Não há resposta. Ele funga. Eu espero. Não há resposta. Tira a franja do rosto e solta um suspiro. E então, dá de ombros e levemente inclina a cabeça:

— Eu não sei.

Eu não sei o que fazer. Nunca fui assim. Nunca conversei sobre algo delicado com alguém que conheço há menos de um ano. Nunca fui de me abrir assim com as pessoas, do mesmo jeito que elas não se abrem tanto para mim. Mas senti isso nele, essa necessidade de mostrar algo meu, de ver algo dele. E não sei o que fazer. Estou acostumado a conversas superficiais.

— Vem cá — avanço sem hesitar e até me surpreendo com isso.

Não penso muito antes de puxá-lo para um abraço. Não estou só compensando o que ele fez comigo ontem, estou sendo honesto aqui. Quero que ele sinta que está tudo bem, ou pelo menos que estou aqui para apoiá-lo ou ajudá-lo de alguma forma. Mas isso é tão estranho… tão estranho… eu sinto que, se ele realmente está sofrendo por isso, gostaria que passasse parte dessa dor para mim só para ele não ficar sozinho nessa. Não sinto que ele mereça essas coisas. Está confuso. Não está vivendo a própria vida.

— Obrigado — Ten prontamente circunda minha cintura com seus braços.

Eu não sei como seu cabelo está cheiroso quando ficamos o dia todo no carro. Eu não sei como estamos nos abraçando como se fôssemos acostumados a isso. Mas estamos aqui. Sua bochecha em meu peito talvez sinta que meu coração está meio eufórico agora. Deve ser porque é algo novo para mim.

— Se eu puder ajudar em algo, sabe… — vou falando.

— Não, está tudo bem. Eu posso me virar. Eu sou bom nisso — afasta o rosto só para me olhar agradecido.

— Tenho certeza de que irá.

— Obrigado por isso, Taeyong. Você não é uma patty esnobe, sem graça e sem personalidade que eu achava que fosse.

— Você realmente achava isso? — inclino o rosto para olhá-lo nos olhos.

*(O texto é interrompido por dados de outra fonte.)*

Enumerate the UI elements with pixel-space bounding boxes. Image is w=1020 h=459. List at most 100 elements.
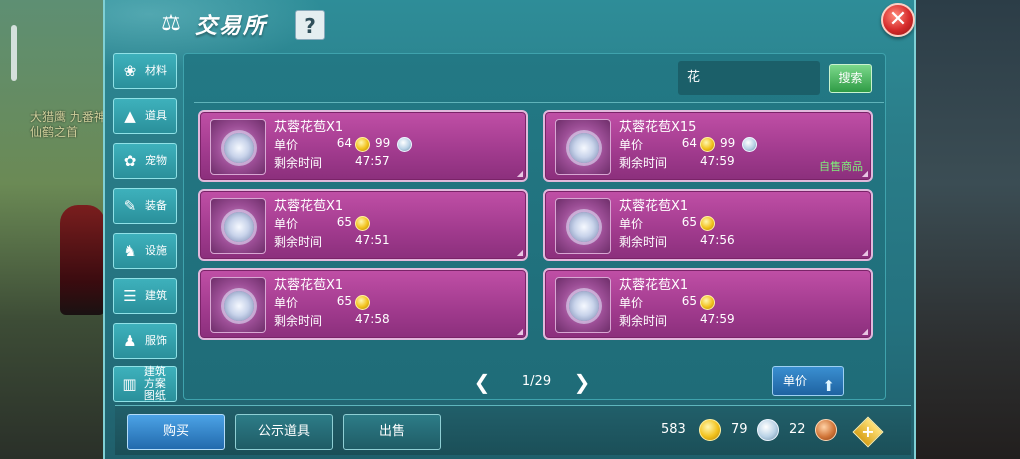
silver-coin-icon	[757, 419, 779, 441]
sidebar-item-label: 设施	[145, 244, 167, 257]
page-indicator: 1/29	[521, 374, 552, 389]
item-icon	[555, 277, 611, 333]
scroll-handle[interactable]	[11, 25, 17, 81]
gold-coin-icon	[700, 295, 715, 310]
sidebar-item-equipment[interactable]: ✎ 装备	[113, 188, 177, 224]
time-label: 剩余时间	[619, 235, 668, 249]
silver-coin-icon	[397, 137, 412, 152]
flower-bud-icon	[224, 291, 254, 321]
gold-price: 65	[336, 294, 352, 308]
help-button[interactable]: ?	[295, 10, 325, 40]
sidebar-item-facilities[interactable]: ♞ 设施	[113, 233, 177, 269]
facility-icon: ♞	[123, 242, 137, 260]
gold-coin-icon	[699, 419, 721, 441]
item-icon	[555, 198, 611, 254]
price-label: 单价	[274, 138, 299, 152]
listing-card[interactable]: 苁蓉花苞X1 单价 65 剩余时间 47:59 ◢	[543, 268, 873, 340]
public-items-button[interactable]: 公示道具	[235, 414, 333, 450]
item-icon	[555, 119, 611, 175]
item-name: 苁蓉花苞X1	[274, 278, 344, 293]
sidebar-item-label: 服饰	[145, 334, 167, 347]
silver-price: 99	[720, 136, 736, 150]
page-title: 交易所	[195, 14, 268, 39]
self-sale-tag: 自售商品	[819, 160, 863, 173]
scale-icon: ⚖	[161, 11, 181, 36]
next-page-button[interactable]: ❯	[572, 372, 592, 392]
gold-coin-icon	[355, 216, 370, 231]
bottom-bar: 购买 公示道具 出售 583 79 22 +	[115, 405, 911, 455]
sidebar-item-label: 装备	[145, 199, 167, 212]
time-label: 剩余时间	[274, 156, 323, 170]
item-name: 苁蓉花苞X1	[274, 120, 344, 135]
flower-bud-icon	[569, 133, 599, 163]
sidebar-item-label: 材料	[145, 64, 167, 77]
sidebar-item-props[interactable]: ▲ 道具	[113, 98, 177, 134]
price-label: 单价	[619, 217, 644, 231]
time-label: 剩余时间	[619, 314, 668, 328]
time-remaining: 47:57	[355, 154, 390, 168]
search-button[interactable]: 搜索	[829, 64, 872, 93]
corner-mark-icon: ◢	[516, 169, 523, 178]
price-label: 单价	[619, 296, 644, 310]
time-remaining: 47:58	[355, 312, 390, 326]
potion-icon: ▲	[124, 107, 136, 125]
divider	[194, 102, 884, 103]
time-remaining: 47:56	[700, 233, 735, 247]
flower-bud-icon	[224, 133, 254, 163]
listing-card[interactable]: 苁蓉花苞X1 单价 64 99 剩余时间 47:57 ◢	[198, 110, 528, 182]
close-button[interactable]: ✕	[881, 3, 915, 37]
sidebar-item-pets[interactable]: ✿ 宠物	[113, 143, 177, 179]
equipment-icon: ✎	[123, 197, 137, 215]
sell-button[interactable]: 出售	[343, 414, 441, 450]
gold-price: 64	[681, 136, 697, 150]
listing-card[interactable]: 苁蓉花苞X1 单价 65 剩余时间 47:58 ◢	[198, 268, 528, 340]
gold-price: 65	[336, 215, 352, 229]
clothing-icon: ♟	[123, 332, 137, 350]
sidebar-item-buildings[interactable]: ☰ 建筑	[113, 278, 177, 314]
gold-price: 65	[681, 294, 697, 308]
silver-price: 99	[375, 136, 391, 150]
search-input[interactable]: 花	[678, 61, 820, 95]
item-name: 苁蓉花苞X1	[619, 278, 689, 293]
background-right	[915, 0, 1020, 459]
time-label: 剩余时间	[619, 156, 668, 170]
listing-card[interactable]: 苁蓉花苞X1 单价 65 剩余时间 47:51 ◢	[198, 189, 528, 261]
listing-card[interactable]: 苁蓉花苞X15 单价 64 99 剩余时间 47:59 自售商品 ◢	[543, 110, 873, 182]
corner-mark-icon: ◢	[516, 327, 523, 336]
gold-coin-icon	[700, 216, 715, 231]
blueprint-icon: ▥	[122, 375, 137, 393]
gold-coin-icon	[355, 137, 370, 152]
listing-card[interactable]: 苁蓉花苞X1 单价 65 剩余时间 47:56 ◢	[543, 189, 873, 261]
buy-button[interactable]: 购买	[127, 414, 225, 450]
building-icon: ☰	[123, 287, 137, 305]
sidebar-item-materials[interactable]: ❀ 材料	[113, 53, 177, 89]
bronze-coin-icon	[815, 419, 837, 441]
item-name: 苁蓉花苞X1	[619, 199, 689, 214]
listing-area: 花 搜索 苁蓉花苞X1 单价 64 99 剩余时间 47:57 ◢ 苁蓉花苞X1…	[183, 53, 886, 400]
bronze-balance: 22	[789, 422, 806, 437]
gold-balance: 583	[661, 422, 686, 437]
prev-page-button[interactable]: ❮	[472, 372, 492, 392]
price-label: 单价	[274, 296, 299, 310]
flower-bud-icon	[224, 212, 254, 242]
sidebar-item-blueprints[interactable]: ▥ 建筑方案图纸	[113, 366, 177, 402]
sort-by-price-button[interactable]: 单价 ⬆	[772, 366, 844, 396]
price-label: 单价	[619, 138, 644, 152]
silver-balance: 79	[731, 422, 748, 437]
add-currency-button[interactable]: +	[852, 416, 884, 448]
corner-mark-icon: ◢	[861, 169, 868, 178]
corner-mark-icon: ◢	[861, 248, 868, 257]
item-name: 苁蓉花苞X1	[274, 199, 344, 214]
gold-coin-icon	[355, 295, 370, 310]
item-icon	[210, 198, 266, 254]
time-label: 剩余时间	[274, 235, 323, 249]
sidebar-item-clothing[interactable]: ♟ 服饰	[113, 323, 177, 359]
plus-icon: +	[861, 422, 875, 441]
gold-price: 65	[681, 215, 697, 229]
sidebar-item-label: 建筑	[145, 289, 167, 302]
sidebar-item-label: 宠物	[145, 154, 167, 167]
sort-arrow-icon: ⬆	[822, 377, 835, 395]
npc-name-text: 大猎鹰 九番神 仙鹤之首	[30, 110, 106, 139]
time-label: 剩余时间	[274, 314, 323, 328]
time-remaining: 47:59	[700, 154, 735, 168]
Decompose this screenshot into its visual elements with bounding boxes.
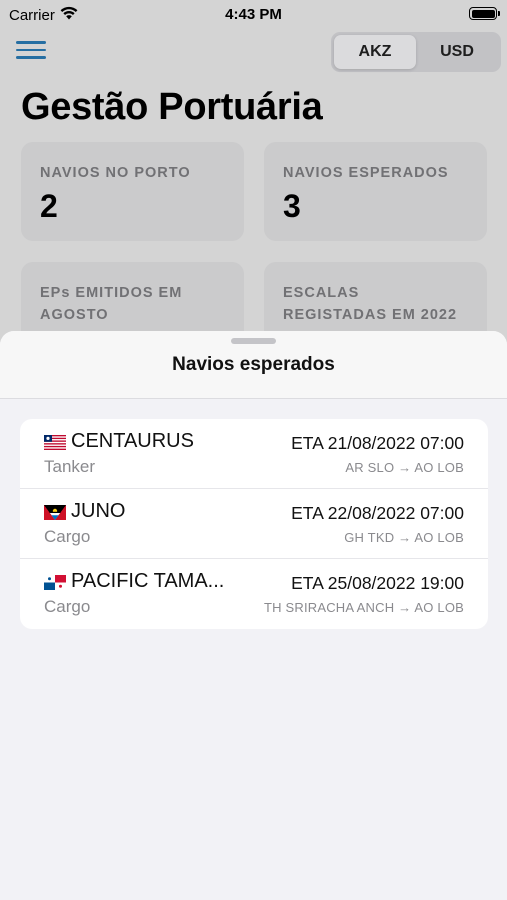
liberia-flag-icon <box>44 435 66 450</box>
ship-route: GH TKD → AO LOB <box>344 530 464 545</box>
panama-flag-icon <box>44 575 66 590</box>
ship-route: TH SRIRACHA ANCH → AO LOB <box>263 600 464 615</box>
sheet-header: Navios esperados <box>0 331 507 399</box>
ship-name: JUNO <box>71 500 126 522</box>
ship-name: CENTAURUS <box>71 430 194 452</box>
ship-row[interactable]: PACIFIC TAMA... Cargo ETA 25/08/2022 19:… <box>20 559 488 629</box>
ship-eta: ETA 21/08/2022 07:00 <box>291 433 464 453</box>
sheet-grabber-handle[interactable] <box>231 338 276 344</box>
ship-name: PACIFIC TAMA... <box>71 570 225 592</box>
ship-type: Tanker <box>44 457 96 476</box>
ship-row[interactable]: JUNO Cargo ETA 22/08/2022 07:00 GH TKD →… <box>20 489 488 559</box>
ship-type: Cargo <box>44 527 91 546</box>
ship-list: CENTAURUS Tanker ETA 21/08/2022 07:00 AR… <box>20 419 488 629</box>
ship-row[interactable]: CENTAURUS Tanker ETA 21/08/2022 07:00 AR… <box>20 419 488 489</box>
sheet-title: Navios esperados <box>172 354 335 375</box>
expected-ships-sheet: Navios esperados CENTAURUS Tanker ETA 21… <box>0 331 507 900</box>
ship-eta: ETA 25/08/2022 19:00 <box>291 573 464 593</box>
antigua-barbuda-flag-icon <box>44 505 66 520</box>
ship-type: Cargo <box>44 597 91 616</box>
ship-eta: ETA 22/08/2022 07:00 <box>291 503 464 523</box>
ship-route: AR SLO → AO LOB <box>345 460 464 475</box>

Caramba, estamos muito, mas muito próximos. Nós sequer desmanchamos o abraço.

— Sim — ele concorda com a cabeça.

— Devo me sentir ofendido?

— Não — abana a cabeça. — Você não é isso, não tem porque se sentir ofendido.

— Bem, obrigado — aperto mais meus braços ao redor dos seus ombros. — Você não fede, como eu pensei que fedia.

Ten fica sério me olhando. Na verdade, ele parece que quer me bater. Pensando bem, é justamente isso…

— Eu te odeio.

— Também te odeio, Ten — faço um carinho tímido e hesitante no topo da sua cabeça e vejo-o esboçar um sorriso.

Somos atacados pelas luzes dos faróis dos carros que estão saindo do estacionamento. Mas não nos movemos nem um pouco. Eu necessito urgentemente salvar o contato de Ten no meu celular. Eu preciso. Sinto que agora ele é uma das pessoas que mais valem a pena gastar tempo conversando. Eu adoraria tê-lo no ateliê, batendo papo enquanto ouso um baixo-relevo. Acho que ele seria minha inspiração.